18.9.13

HOTEL KID: Alison

My aim is true
 
 A Alison no le gustaba el cine. Había nacido en la Cataluña de después de la Transición en una familia de la alta burguesía que desayunaba telarañas envueltas en ejemplares amarillentos de La vanguardia. La niña que había sido fue matriculada en un colegio trilingue una eternidad más allá del Raval e invirtió su tiempo entre hípicas, meriendas en jardines privados y cintas originales de Bom Bom Chip! Tenía esa extraña inteligencia impregnada del sufrimiento que venía y no se arrepintió nunca de esconderse detrás de su propia carcajada.

    La conocí en una cena con el colectivo latino de Los Ángeles a mediados de Marzo que dieron en un asador cerca de Vine. Era la única que fumaba del grupo, y a mi me gustó desde el principio porque era morena, llevaba flequillo y tenía una ligera diastema que me recordaba a la Anna Paquin de Margaret, pero con acento catalán y una enorme promiscuidad verbal. Me contó que no le gustaba el cine, pero que curraba para una multinacional con sede en Miami llevándose de gira a las futuras promesas del Indie latino, lo que a mí me pareció contradictorio y hasta ridículo. Los conocía a todos. Había alojado en hoteles de semilujo a Angustia y Boina, a la cantautora valenciana Turian Red, a las promesas del capital hipster que sacaban vinilos que, en el fondo, no compraba nadie o casi nadie. Sospeché -siempre me gustó leer entre las líneas de la lencería ajena- que había compartido cama y desayuno con un par de bajistas barbudos con camisa a cuadros y automáticamente sentí una suerte de camaradería de extrarradio, camaradería de niño pobre que tenía menos dinero para pasar el mes de lo que costaban sus complementos de plástico. Con Alison la amistad era una lucha de clases en la que siempre salía perdiendo.

    Llevaba -y compartía- un extenso inventario de hombres que habían tenido la sacrosanta costumbre de defraudarla. Nunca me lo contó, pero yo sabía que tenía una carpeta oculta en el Ipod con canciones incómodas, temazos de dientes afilados que se aferraban a su pelo y retumbaban en la parte de atrás de sus ojos.

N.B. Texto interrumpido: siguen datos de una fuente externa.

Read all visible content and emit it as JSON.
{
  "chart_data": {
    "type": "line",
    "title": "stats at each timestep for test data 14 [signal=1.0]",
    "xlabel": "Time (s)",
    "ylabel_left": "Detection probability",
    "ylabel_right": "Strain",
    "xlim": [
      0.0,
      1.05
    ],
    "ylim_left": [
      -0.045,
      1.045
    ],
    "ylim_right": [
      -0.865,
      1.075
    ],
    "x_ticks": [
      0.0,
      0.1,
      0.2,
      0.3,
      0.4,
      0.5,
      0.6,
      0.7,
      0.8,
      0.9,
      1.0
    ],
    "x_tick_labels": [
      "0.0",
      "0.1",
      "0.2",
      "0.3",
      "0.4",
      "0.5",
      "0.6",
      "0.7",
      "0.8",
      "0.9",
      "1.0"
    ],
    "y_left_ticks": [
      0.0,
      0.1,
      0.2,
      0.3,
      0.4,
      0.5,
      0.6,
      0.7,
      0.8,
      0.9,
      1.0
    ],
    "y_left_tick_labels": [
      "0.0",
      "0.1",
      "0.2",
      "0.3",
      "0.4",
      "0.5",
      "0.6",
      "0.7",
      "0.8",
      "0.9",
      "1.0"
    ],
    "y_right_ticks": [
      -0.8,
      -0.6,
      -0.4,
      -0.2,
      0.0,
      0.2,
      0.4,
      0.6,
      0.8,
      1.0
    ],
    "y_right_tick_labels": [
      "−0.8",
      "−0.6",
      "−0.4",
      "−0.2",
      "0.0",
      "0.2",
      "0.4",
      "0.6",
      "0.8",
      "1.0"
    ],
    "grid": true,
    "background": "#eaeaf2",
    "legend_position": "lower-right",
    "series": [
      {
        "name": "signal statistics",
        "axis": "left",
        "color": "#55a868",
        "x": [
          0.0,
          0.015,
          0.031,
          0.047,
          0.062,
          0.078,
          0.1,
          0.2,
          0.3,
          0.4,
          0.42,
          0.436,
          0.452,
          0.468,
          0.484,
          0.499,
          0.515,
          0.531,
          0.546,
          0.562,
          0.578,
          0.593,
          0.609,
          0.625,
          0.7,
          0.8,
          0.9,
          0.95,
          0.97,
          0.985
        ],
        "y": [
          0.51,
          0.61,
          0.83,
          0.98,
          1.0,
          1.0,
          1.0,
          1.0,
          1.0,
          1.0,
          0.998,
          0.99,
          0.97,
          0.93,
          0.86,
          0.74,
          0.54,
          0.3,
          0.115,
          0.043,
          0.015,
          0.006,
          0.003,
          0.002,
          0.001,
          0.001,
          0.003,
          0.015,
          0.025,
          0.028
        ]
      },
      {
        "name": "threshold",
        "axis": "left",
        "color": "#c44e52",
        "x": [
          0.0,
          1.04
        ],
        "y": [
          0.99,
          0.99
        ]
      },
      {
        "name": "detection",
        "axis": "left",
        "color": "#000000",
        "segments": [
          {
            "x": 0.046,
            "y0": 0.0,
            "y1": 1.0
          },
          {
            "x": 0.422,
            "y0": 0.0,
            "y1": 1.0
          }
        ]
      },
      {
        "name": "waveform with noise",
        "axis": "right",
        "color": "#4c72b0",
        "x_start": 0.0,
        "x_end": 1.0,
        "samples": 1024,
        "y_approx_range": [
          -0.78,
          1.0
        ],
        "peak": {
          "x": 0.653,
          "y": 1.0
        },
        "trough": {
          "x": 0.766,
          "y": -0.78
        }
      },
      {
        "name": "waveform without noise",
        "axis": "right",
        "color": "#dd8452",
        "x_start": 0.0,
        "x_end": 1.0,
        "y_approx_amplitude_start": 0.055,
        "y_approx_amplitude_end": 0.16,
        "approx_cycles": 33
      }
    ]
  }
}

Por aquel entonces andaba liada con dos compañeros de la empresa, fijos-discontinuos, tipos con los que se marchaba a esquiar y a pasar las navidades, y desde Suiza me mandaba postales garabateadas llenas de discos que tenía que escuchar y de malos tragos, confidencias a la vista de cualquier cartero sin apenas frases subordinadas y con unas intuiciones de tormenta en los márgenes. Creo que no era feliz, pero se aferraba a la música y el día que yo le regalé un DVD de Jules et Jim me miró como si estuviera loco, o como si hubiera profanado una regla tácita entre los dos: Nada de cine, Aarón, y después chasqueaba la lengua, me sisaba un Pall Mall arrugado y se marchaba a la oficina. Alison crucificaba minutos y miradas desde el piso veintidos, estática junto a la máquina de agua y llenando sus intervenciones en las reuniones de adjetivos como Terrific! Outstanding! Inspiring!

    En la intimidad, a partir del cuarto trago, simplemente repetía una y otra vez su frase favorita. No sé que voy a hacer con mi vida, tío. No sé que voy a hacer. Luego me ponía el acústico de Everything but the girl y se quedaba mirando hacia la nada, escuchando en bucle su canción homónima. Estaban pasando los años y Alison lo sabía. Las viejas promesas del Indie eran glorias consagradas que anunciaban pepsi para los exiliados cubanos o se habían convertido en juguetes rotos, un día incluso me confesó que se había descubierto escuchando a Barbara Streisand en el Spotify y en aquel momento supo que ya no era joven. Esas cosas no se saben hasta que se saben.

    Pero vaya si se saben.

    No sé qué habrá sido de Alison. Me contaron que se había teñido el pelo, que se había operado la diastema, que se había apuntado a cursos de cocina para adultos. Me contaron que había vuelto a Barcelona, me contaron que estaba pensando en hacerse un doctorado, me contaron que había opositado para diplomática, me contaron tantas cosas que al final Alison se convirtió en una sombra detrás del último cassette que me copié de Elvis Costello, una palabra en un idioma extranjero que los amigos pronunciaban siempre después de las dos de la madrugada, un agujero negro en mitad de la memoria que me miraba fijamente. Nunca supe cómo era el gesto de una mujer con diastema al llegar al orgasmo, y ese tipo de cosas son las que me impiden convertirme en una máquina autómata de producir cosas.

     Por otra parte -ahora que casi friso los treinta ya puedo confesarlo- nunca soporté a las mujeres que querían ser la Catherine de Jules et Jim. Nunca soporté a la Catherine de Jules et Jim. Pero esa, ya lo saben, es otra historia.